Di cosa siamo davvero capaci? La mente “sa” qualcosa che sfugge alla nostra stessa consapevolezza? È possibile che alcune persone siano in contatto più diretto con queste ipotetiche “sacche” cognitive misteriose che ci permetterebbero di sbloccare chissà quale forma di conoscenza? Le coincidenze esistono e basta o ci sono cervelli portentosi che sanno unire i puntini e vedere quel che ancora non c’è? Non ci è dato saperlo e non lo sa nemmeno Sam Knight, che con Ufficio premonizioni – in libreria per Mondadori Strade Blu con la traduzione di Doriana Comerlatiricostruisce la parabola professionale di un giovane psichiatra britannico e delle sue ricerche (insolite per gli anni Sessanta/Settanta come potrebbero risultarlo anche ai giorni nostri) al confine tra scienza, ragione e paranormale.
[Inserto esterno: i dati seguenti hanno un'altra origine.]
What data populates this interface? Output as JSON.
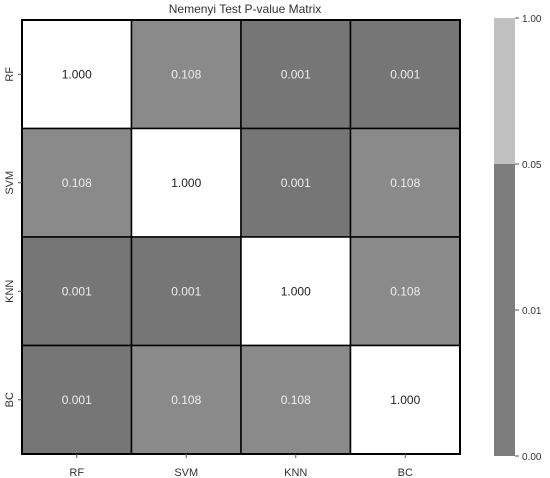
{
  "chart_data": {
    "type": "heatmap",
    "title": "Nemenyi Test P-value Matrix",
    "xlabel": "",
    "ylabel": "",
    "x_categories": [
      "RF",
      "SVM",
      "KNN",
      "BC"
    ],
    "y_categories": [
      "RF",
      "SVM",
      "KNN",
      "BC"
    ],
    "values": [
      [
        1.0,
        0.108,
        0.001,
        0.001
      ],
      [
        0.108,
        1.0,
        0.001,
        0.108
      ],
      [
        0.001,
        0.001,
        1.0,
        0.108
      ],
      [
        0.001,
        0.108,
        0.108,
        1.0
      ]
    ],
    "value_labels": [
      [
        "1.000",
        "0.108",
        "0.001",
        "0.001"
      ],
      [
        "0.108",
        "1.000",
        "0.001",
        "0.108"
      ],
      [
        "0.001",
        "0.001",
        "1.000",
        "0.108"
      ],
      [
        "0.001",
        "0.108",
        "0.108",
        "1.000"
      ]
    ],
    "colorbar": {
      "tick_labels": [
        "0.00",
        "0.01",
        "0.05",
        "1.00"
      ],
      "tick_values": [
        0.0,
        0.01,
        0.05,
        1.0
      ],
      "bands": [
        {
          "from": 0.0,
          "to": 0.05,
          "color": "#7d7d7d"
        },
        {
          "from": 0.05,
          "to": 1.0,
          "color": "#c0c0c0"
        }
      ]
    },
    "cell_colors": {
      "diagonal": "#ffffff",
      "p_0.108": "#8a8a8a",
      "p_0.001": "#767676"
    },
    "label_colors": {
      "dark_cell": "#eeeeee",
      "light_cell": "#222222"
    },
    "grid": true,
    "legend": "colorbar-right"
  }
}
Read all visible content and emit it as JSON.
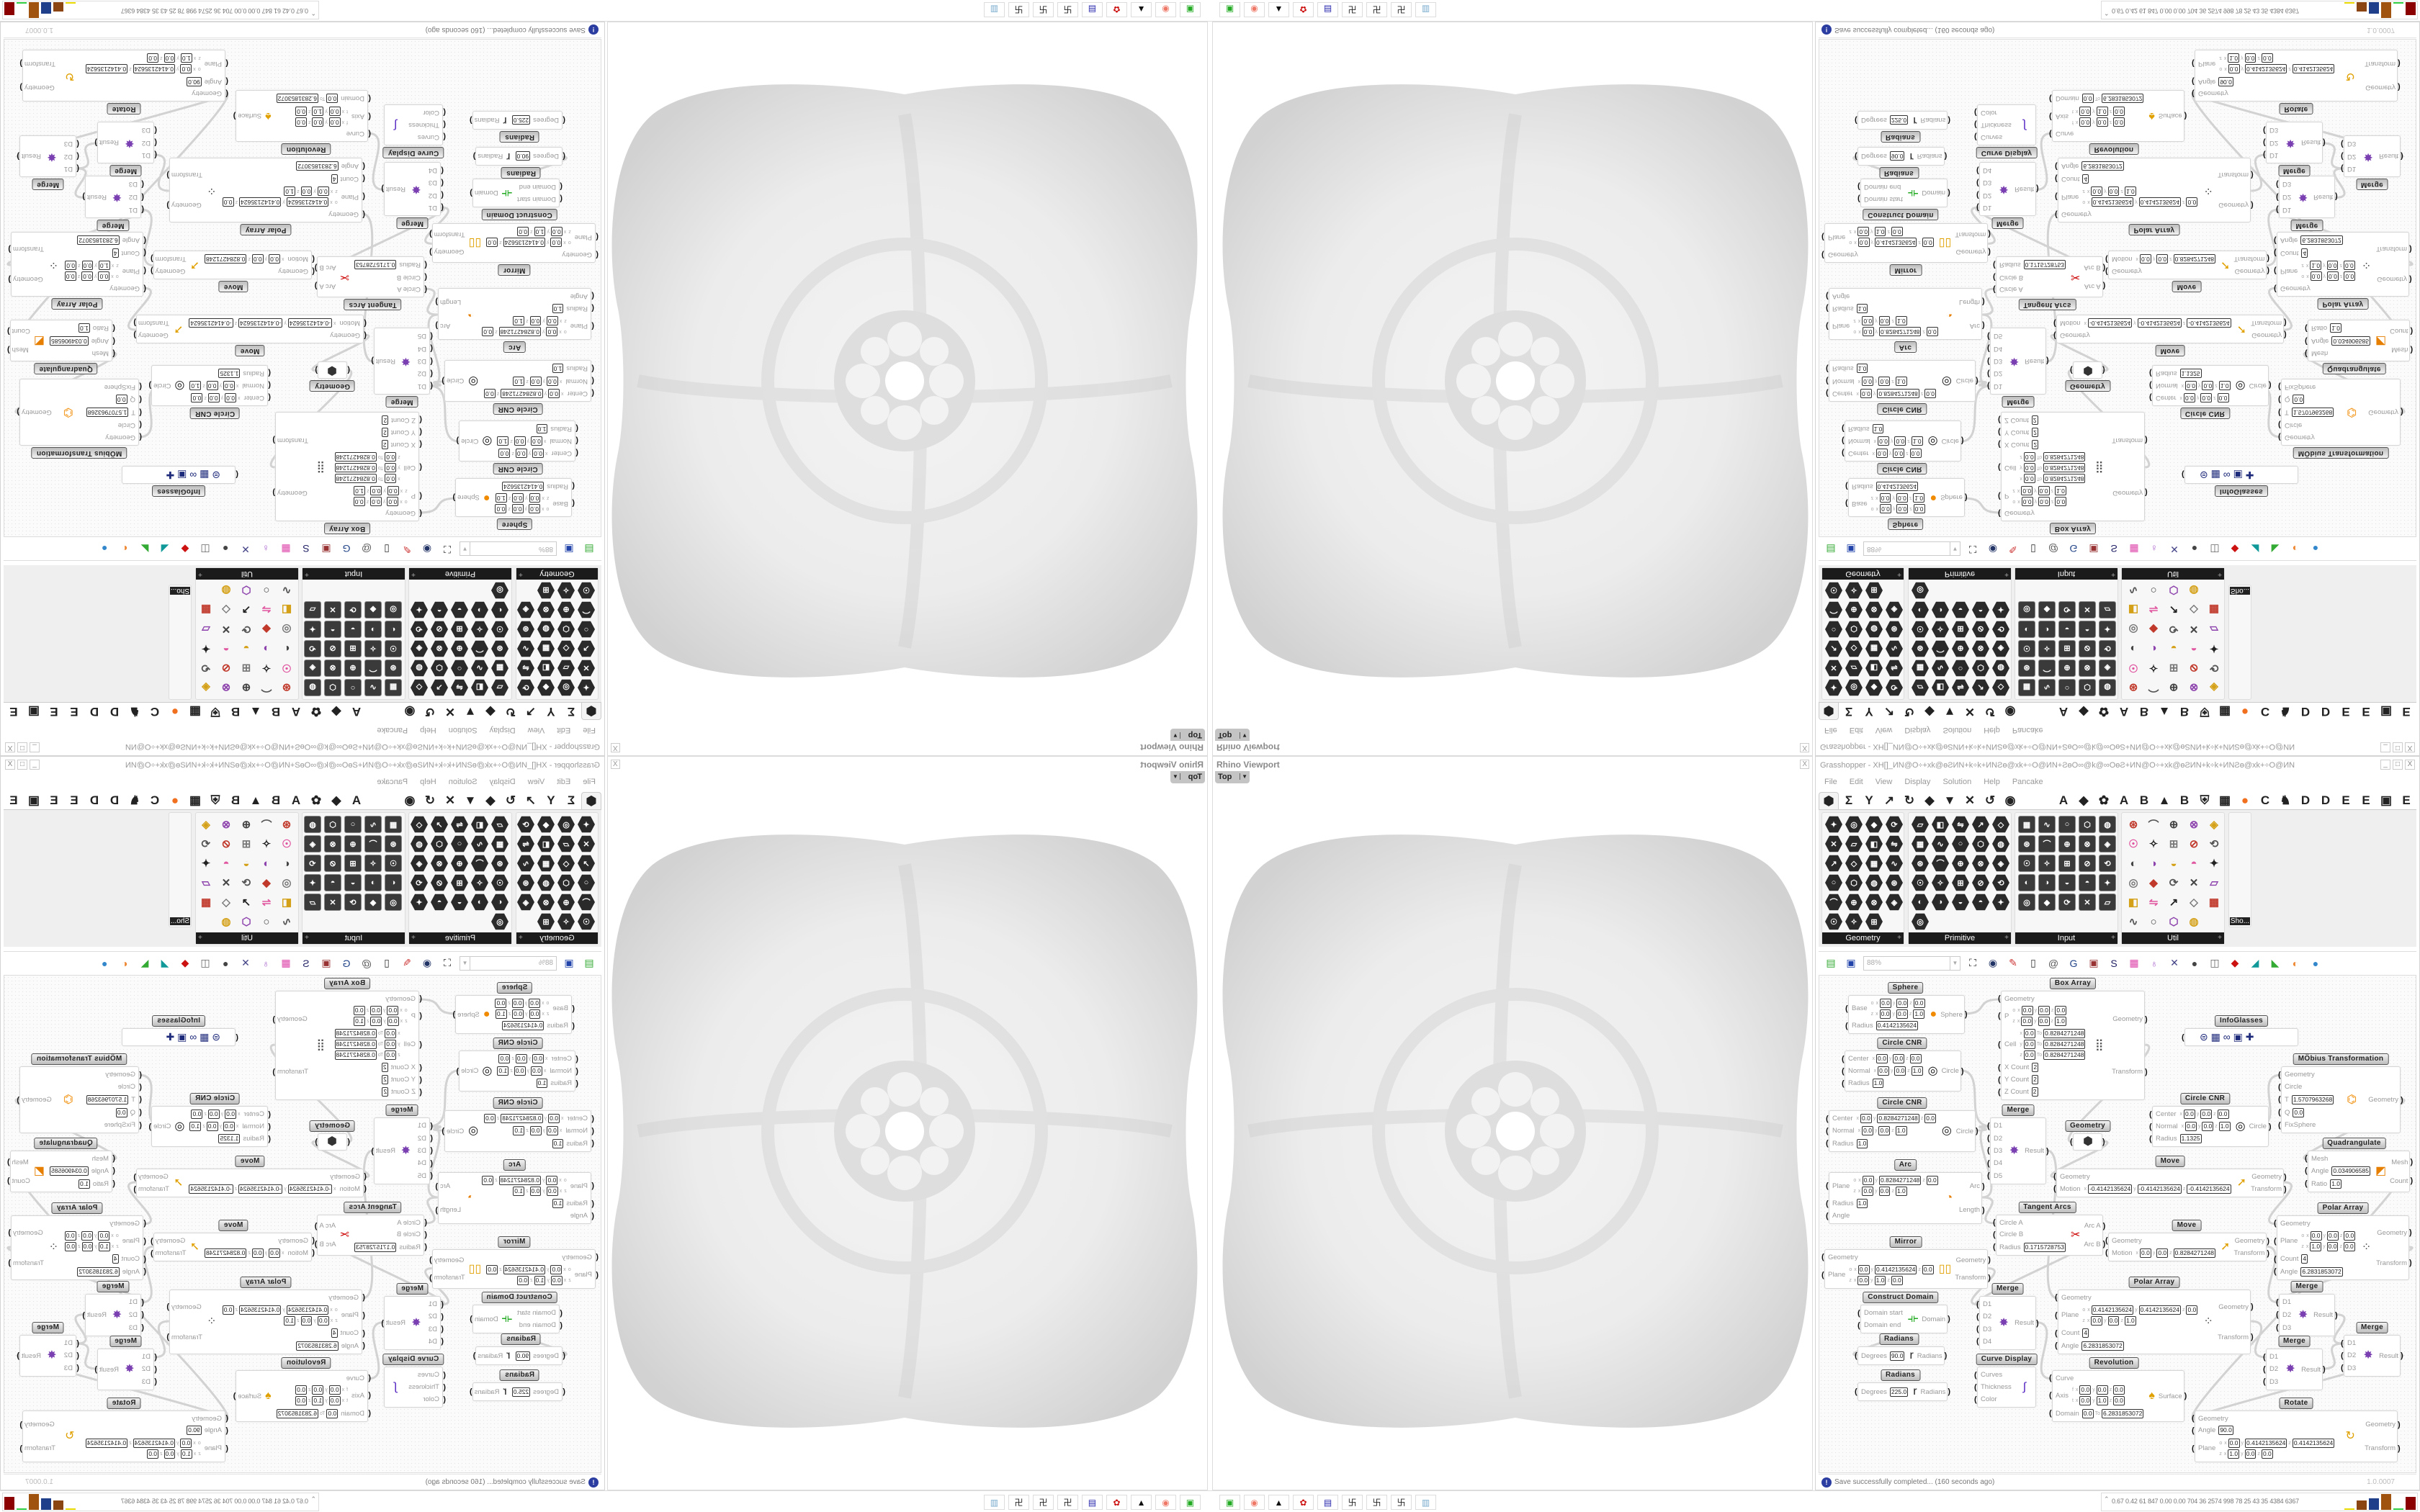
{
  "viewport": {
    "title": "Rhino Viewport",
    "view": "Top",
    "close": "X"
  },
  "window": {
    "title": "Grasshopper - XH[]_ИN@O÷+xk@ɵƧИN+k÷k+ИNƧɵ@xk+÷O@ИN+ƧɵO∞@k@∞OɵƧ+ИN@O÷+xk@ɵƧИN+k÷k+ИNƧɵ@xk+÷O@ИN",
    "buttons": [
      "_",
      "□",
      "X"
    ]
  },
  "menu": [
    "File",
    "Edit",
    "View",
    "Display",
    "Solution",
    "Help",
    "Pancake"
  ],
  "tabs": {
    "left": [
      "⬢",
      "Σ",
      "Y",
      "↗",
      "↻",
      "◆",
      "▼",
      "✕",
      "↺",
      "◉"
    ],
    "right": [
      "A",
      "◆",
      "✿",
      "A",
      "B",
      "▲",
      "B",
      "⛨",
      "▦",
      "●",
      "C",
      "♞",
      "D",
      "D",
      "E",
      "E",
      "▣",
      "E"
    ],
    "active_index": 0
  },
  "ribbon": {
    "panels": [
      {
        "label": "Geometry",
        "style": "hex",
        "count": 23
      },
      {
        "label": "Primitive",
        "style": "hex",
        "count": 26
      },
      {
        "label": "Input",
        "style": "sq",
        "count": 25
      },
      {
        "label": "Util",
        "style": "ut",
        "count": 29
      }
    ],
    "extra_label": "Sho..."
  },
  "toolbar": {
    "zoom": "88%",
    "icons": [
      "new-file-icon",
      "save-icon",
      "zoom-extents-icon",
      "preview-eye-icon",
      "sketch-icon",
      "cluster-icon",
      "at-icon",
      "gha-icon",
      "canvas-icon",
      "search-icon",
      "package-icon",
      "bulb-icon",
      "wires-icon",
      "mesh-preview-icon",
      "wireframe-icon",
      "shaded-icon",
      "selection-icon",
      "green-shade-icon",
      "orange-sphere-icon",
      "blue-sphere-icon"
    ]
  },
  "canvas": {
    "components": [
      {
        "title": "Sphere",
        "icon": "sphere",
        "inputs": [
          {
            "label": "Base",
            "rows": [
              [
                "o",
                "x",
                "0.0",
                "y",
                "0.0",
                "z",
                "0.0"
              ],
              [
                "z",
                "x",
                "0.0",
                "y",
                "0.0",
                "z",
                "1.0"
              ]
            ]
          },
          {
            "label": "Radius",
            "rows": [
              [
                "0.4142135624"
              ]
            ]
          }
        ],
        "outputs": [
          "Sphere"
        ]
      },
      {
        "title": "Box Array",
        "icon": "box-array",
        "inputs": [
          {
            "label": "Geometry",
            "rows": []
          },
          {
            "label": "P",
            "rows": [
              [
                "o",
                "x",
                "0.0",
                "y",
                "0.0",
                "z",
                "0.0"
              ],
              [
                "z",
                "x",
                "0.0",
                "y",
                "0.0",
                "z",
                "1.0"
              ]
            ]
          },
          {
            "label": "Cell",
            "rows": [
              [
                "x",
                "0.0",
                "To",
                "0.8284271248"
              ],
              [
                "y",
                "0.0",
                "To",
                "0.8284271248"
              ],
              [
                "z",
                "0.0",
                "To",
                "0.8284271248"
              ]
            ]
          },
          {
            "label": "X Count",
            "rows": [
              [
                "2"
              ]
            ]
          },
          {
            "label": "Y Count",
            "rows": [
              [
                "2"
              ]
            ]
          },
          {
            "label": "Z Count",
            "rows": [
              [
                "2"
              ]
            ]
          }
        ],
        "outputs": [
          "Geometry",
          "Transform"
        ]
      },
      {
        "title": "Circle CNR",
        "icon": "circle",
        "inputs": [
          {
            "label": "Center",
            "rows": [
              [
                "x",
                "0.0",
                "y",
                "0.0",
                "z",
                "0.0"
              ]
            ]
          },
          {
            "label": "Normal",
            "rows": [
              [
                "x",
                "0.0",
                "y",
                "0.0",
                "z",
                "1.0"
              ]
            ]
          },
          {
            "label": "Radius",
            "rows": [
              [
                "1.0"
              ]
            ]
          }
        ],
        "outputs": [
          "Circle"
        ]
      },
      {
        "title": "Circle CNR",
        "icon": "circle",
        "inputs": [
          {
            "label": "Center",
            "rows": [
              [
                "x",
                "0.0",
                "y",
                "0.8284271248",
                "z",
                "0.0"
              ]
            ]
          },
          {
            "label": "Normal",
            "rows": [
              [
                "x",
                "0.0",
                "y",
                "0.0",
                "z",
                "1.0"
              ]
            ]
          },
          {
            "label": "Radius",
            "rows": [
              [
                "1.0"
              ]
            ]
          }
        ],
        "outputs": [
          "Circle"
        ]
      },
      {
        "title": "Arc",
        "icon": "arc",
        "inputs": [
          {
            "label": "Plane",
            "rows": [
              [
                "o",
                "x",
                "0.0",
                "y",
                "0.8284271248",
                "z",
                "0.0"
              ],
              [
                "z",
                "x",
                "0.0",
                "y",
                "0.0",
                "z",
                "1.0"
              ]
            ]
          },
          {
            "label": "Radius",
            "rows": [
              [
                "1.0"
              ]
            ]
          },
          {
            "label": "Angle",
            "rows": []
          }
        ],
        "outputs": [
          "Arc",
          "Length"
        ]
      },
      {
        "title": "Merge",
        "icon": "merge",
        "inputs": [
          {
            "label": "D1",
            "rows": []
          },
          {
            "label": "D2",
            "rows": []
          },
          {
            "label": "D3",
            "rows": []
          },
          {
            "label": "D4",
            "rows": []
          },
          {
            "label": "D5",
            "rows": []
          }
        ],
        "outputs": [
          "Result"
        ]
      },
      {
        "title": "Geometry",
        "icon": "geometry",
        "inputs": [
          {
            "label": "",
            "rows": []
          }
        ],
        "outputs": [
          ""
        ]
      },
      {
        "title": "Move",
        "icon": "move",
        "inputs": [
          {
            "label": "Geometry",
            "rows": []
          },
          {
            "label": "Motion",
            "rows": [
              [
                "x",
                "-0.4142135624",
                "y",
                "-0.4142135624",
                "z",
                "-0.4142135624"
              ]
            ]
          }
        ],
        "outputs": [
          "Geometry",
          "Transform"
        ]
      },
      {
        "title": "InfoGlasses",
        "icon": "infoglasses",
        "inputs": [
          {
            "label": "",
            "rows": []
          }
        ],
        "outputs": []
      },
      {
        "title": "MÖbius Transformation",
        "icon": "mobius",
        "inputs": [
          {
            "label": "Geometry",
            "rows": []
          },
          {
            "label": "Circle",
            "rows": []
          },
          {
            "label": "T",
            "rows": [
              [
                "1.5707963268"
              ]
            ]
          },
          {
            "label": "Q",
            "rows": [
              [
                "0.0"
              ]
            ]
          },
          {
            "label": "FixSphere",
            "rows": []
          }
        ],
        "outputs": [
          "Geometry"
        ]
      },
      {
        "title": "Circle CNR",
        "icon": "circle",
        "inputs": [
          {
            "label": "Center",
            "rows": [
              [
                "x",
                "0.0",
                "y",
                "0.0",
                "z",
                "0.0"
              ]
            ]
          },
          {
            "label": "Normal",
            "rows": [
              [
                "x",
                "0.0",
                "y",
                "0.0",
                "z",
                "1.0"
              ]
            ]
          },
          {
            "label": "Radius",
            "rows": [
              [
                "1.1325"
              ]
            ]
          }
        ],
        "outputs": [
          "Circle"
        ]
      },
      {
        "title": "Quadrangulate",
        "icon": "quadrangulate",
        "inputs": [
          {
            "label": "Mesh",
            "rows": []
          },
          {
            "label": "Angle",
            "rows": [
              [
                "0.034906585"
              ]
            ]
          },
          {
            "label": "Ratio",
            "rows": [
              [
                "1.0"
              ]
            ]
          }
        ],
        "outputs": [
          "Mesh",
          "Count"
        ]
      },
      {
        "title": "Mirror",
        "icon": "mirror",
        "inputs": [
          {
            "label": "Geometry",
            "rows": []
          },
          {
            "label": "Plane",
            "rows": [
              [
                "o",
                "x",
                "0.0",
                "y",
                "0.4142135624",
                "z",
                "0.0"
              ],
              [
                "z",
                "x",
                "0.0",
                "y",
                "1.0",
                "z",
                "0.0"
              ]
            ]
          }
        ],
        "outputs": [
          "Geometry",
          "Transform"
        ]
      },
      {
        "title": "Tangent Arcs",
        "icon": "tangent-arcs",
        "inputs": [
          {
            "label": "Circle A",
            "rows": []
          },
          {
            "label": "Circle B",
            "rows": []
          },
          {
            "label": "Radius",
            "rows": [
              [
                "0.1715728753"
              ]
            ]
          }
        ],
        "outputs": [
          "Arc A",
          "Arc B"
        ]
      },
      {
        "title": "Construct Domain",
        "icon": "domain",
        "inputs": [
          {
            "label": "Domain start",
            "rows": []
          },
          {
            "label": "Domain end",
            "rows": []
          }
        ],
        "outputs": [
          "Domain"
        ]
      },
      {
        "title": "Radians",
        "icon": "radians",
        "inputs": [
          {
            "label": "Degrees",
            "rows": [
              [
                "90.0"
              ]
            ]
          }
        ],
        "outputs": [
          "Radians"
        ]
      },
      {
        "title": "Radians",
        "icon": "radians",
        "inputs": [
          {
            "label": "Degrees",
            "rows": [
              [
                "225.0"
              ]
            ]
          }
        ],
        "outputs": [
          "Radians"
        ]
      },
      {
        "title": "Merge",
        "icon": "merge",
        "inputs": [
          {
            "label": "D1",
            "rows": []
          },
          {
            "label": "D2",
            "rows": []
          },
          {
            "label": "D3",
            "rows": []
          },
          {
            "label": "D4",
            "rows": []
          }
        ],
        "outputs": [
          "Result"
        ]
      },
      {
        "title": "Curve Display",
        "icon": "curve-display",
        "inputs": [
          {
            "label": "Curves",
            "rows": []
          },
          {
            "label": "Thickness",
            "rows": []
          },
          {
            "label": "Color",
            "rows": []
          }
        ],
        "outputs": []
      },
      {
        "title": "Revolution",
        "icon": "revolution",
        "inputs": [
          {
            "label": "Curve",
            "rows": []
          },
          {
            "label": "Axis",
            "rows": [
              [
                "f",
                "x",
                "0.0",
                "y",
                "0.0",
                "z",
                "0.0"
              ],
              [
                "t",
                "x",
                "0.0",
                "y",
                "1.0",
                "z",
                "0.0"
              ]
            ]
          },
          {
            "label": "Domain",
            "rows": [
              [
                "0.0",
                "To",
                "6.2831853072"
              ]
            ]
          }
        ],
        "outputs": [
          "Surface"
        ]
      },
      {
        "title": "Polar Array",
        "icon": "polar-array",
        "inputs": [
          {
            "label": "Geometry",
            "rows": []
          },
          {
            "label": "Plane",
            "rows": [
              [
                "o",
                "x",
                "0.4142135624",
                "y",
                "0.4142135624",
                "z",
                "0.0"
              ],
              [
                "z",
                "x",
                "0.0",
                "y",
                "0.0",
                "z",
                "1.0"
              ]
            ]
          },
          {
            "label": "Count",
            "rows": [
              [
                "4"
              ]
            ]
          },
          {
            "label": "Angle",
            "rows": [
              [
                "6.2831853072"
              ]
            ]
          }
        ],
        "outputs": [
          "Geometry",
          "Transform"
        ]
      },
      {
        "title": "Move",
        "icon": "move",
        "inputs": [
          {
            "label": "Geometry",
            "rows": []
          },
          {
            "label": "Motion",
            "rows": [
              [
                "x",
                "0.0",
                "y",
                "0.0",
                "z",
                "0.8284271248"
              ]
            ]
          }
        ],
        "outputs": [
          "Geometry",
          "Transform"
        ]
      },
      {
        "title": "Polar Array",
        "icon": "polar-array",
        "inputs": [
          {
            "label": "Geometry",
            "rows": []
          },
          {
            "label": "Plane",
            "rows": [
              [
                "o",
                "x",
                "0.0",
                "y",
                "0.0",
                "z",
                "0.0"
              ],
              [
                "z",
                "x",
                "1.0",
                "y",
                "0.0",
                "z",
                "0.0"
              ]
            ]
          },
          {
            "label": "Count",
            "rows": [
              [
                "4"
              ]
            ]
          },
          {
            "label": "Angle",
            "rows": [
              [
                "6.2831853072"
              ]
            ]
          }
        ],
        "outputs": [
          "Geometry",
          "Transform"
        ]
      },
      {
        "title": "Merge",
        "icon": "merge",
        "inputs": [
          {
            "label": "D1",
            "rows": []
          },
          {
            "label": "D2",
            "rows": []
          },
          {
            "label": "D3",
            "rows": []
          }
        ],
        "outputs": [
          "Result"
        ]
      },
      {
        "title": "Merge",
        "icon": "merge",
        "inputs": [
          {
            "label": "D1",
            "rows": []
          },
          {
            "label": "D2",
            "rows": []
          },
          {
            "label": "D3",
            "rows": []
          }
        ],
        "outputs": [
          "Result"
        ]
      },
      {
        "title": "Merge",
        "icon": "merge",
        "inputs": [
          {
            "label": "D1",
            "rows": []
          },
          {
            "label": "D2",
            "rows": []
          },
          {
            "label": "D3",
            "rows": []
          }
        ],
        "outputs": [
          "Result"
        ]
      },
      {
        "title": "Rotate",
        "icon": "rotate",
        "inputs": [
          {
            "label": "Geometry",
            "rows": []
          },
          {
            "label": "Angle",
            "rows": [
              [
                "90.0"
              ]
            ]
          },
          {
            "label": "Plane",
            "rows": [
              [
                "o",
                "x",
                "0.0",
                "y",
                "0.4142135624",
                "z",
                "0.4142135624"
              ],
              [
                "z",
                "x",
                "1.0",
                "y",
                "0.0",
                "z",
                "0.0"
              ]
            ]
          }
        ],
        "outputs": [
          "Geometry",
          "Transform"
        ]
      }
    ]
  },
  "status": {
    "message": "Save successfully completed... (160 seconds ago)",
    "version": "1.0.0007"
  },
  "taskbar": {
    "icons": [
      "terminal-icon",
      "firefox-icon",
      "inkscape-icon",
      "red-app-icon",
      "floppy-64-icon",
      "window-icon",
      "window-icon",
      "window-icon",
      "calculator-icon"
    ],
    "stats": "0.67 0.42 61 847 0.00 0.00 704 36 2574 998 78 25 43 35 4384 6367",
    "bar_colors": [
      "#e8d800",
      "#8b4513",
      "#1f3f8a",
      "#a0520f",
      "#2ecc40",
      "#8b0000"
    ],
    "bar_levels": [
      0.05,
      0.6,
      0.75,
      1.0,
      0.05,
      0.8
    ]
  }
}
Ambizioso e desideroso di affrancarsi dalla casa di cura – anche se sarebbe qua davvero più corretto usare il termine “manicomio”, con tutte le tetre accezioni che si tira dietro – in cui prestava servizio, John Barker comincia a interessarsi al tema della precognizione dopo il terrificante disastro di Aberfan – un cumulo di detriti minerari collassa e seppellisce una cittadina del Galles. La tragedia aveva delle cause spiegabili, ma meno spiegabili parevano essere i tanti presagi di sventura che qua e là per il paese erano stati “registrati”, con riferimenti precisi e circostanziati. CHE QUESTA GENTE ABBIA VISTO IL FUTURO? Riflettiamoci meglio, pensa Barker, strutturiamoci per mappare l’operato di questi presunti veggenti e per capire quanto spesso i fatti daranno loro ragione.

Insieme a un giornalista scientifico – che poi diventerà una voce celebre nel documentare il programma spaziale – Barker “apre” una casella postale per raccogliere premonizioni e si appoggia a una redattrice per catalogare e verificare quel che arriva. L’Ufficio Premonizioni abita una zona grigissima, a cavallo tra sensazionalismo, curiosità morbosa, mitomania e autentico interesse scientifico e, nella sua stramba ambiguità attira innumerevoli ciarlatani ma anche una manciata di “veggenti” che sembrano sapere il fatto loro con inquietante accuratezza.

E quindi? E quindi niente, mi vien da dire, perché Knight è un eccezionale catalogatore di informazioni ed è molto bravo a mappare fatti e a mettere in fila con dovizia di particolari una storia vera (e corale) fatta di numerosi stimoli e anime… ma finisce lì. Proprio quando l’abisso dell’inconoscibile potrebbe irretirci davvero finiamo un po’ in una palude compilatoria e smettiamo di farci domande. Non si tratta di prendere le parti – scienza o chiaroveggenza? FIGHT! – ma forse di metterla solo giù con un piglio più vispo, curioso, “vivo”. Forse esiste una via di mezzo tra una puntata di Mistero e il rigore implacabile della mia commercialista e sarebbe stato avvincentissimo percorrerla… ma forse è presto. Si sa, non usiamo ancora il nostro cervello al 100%.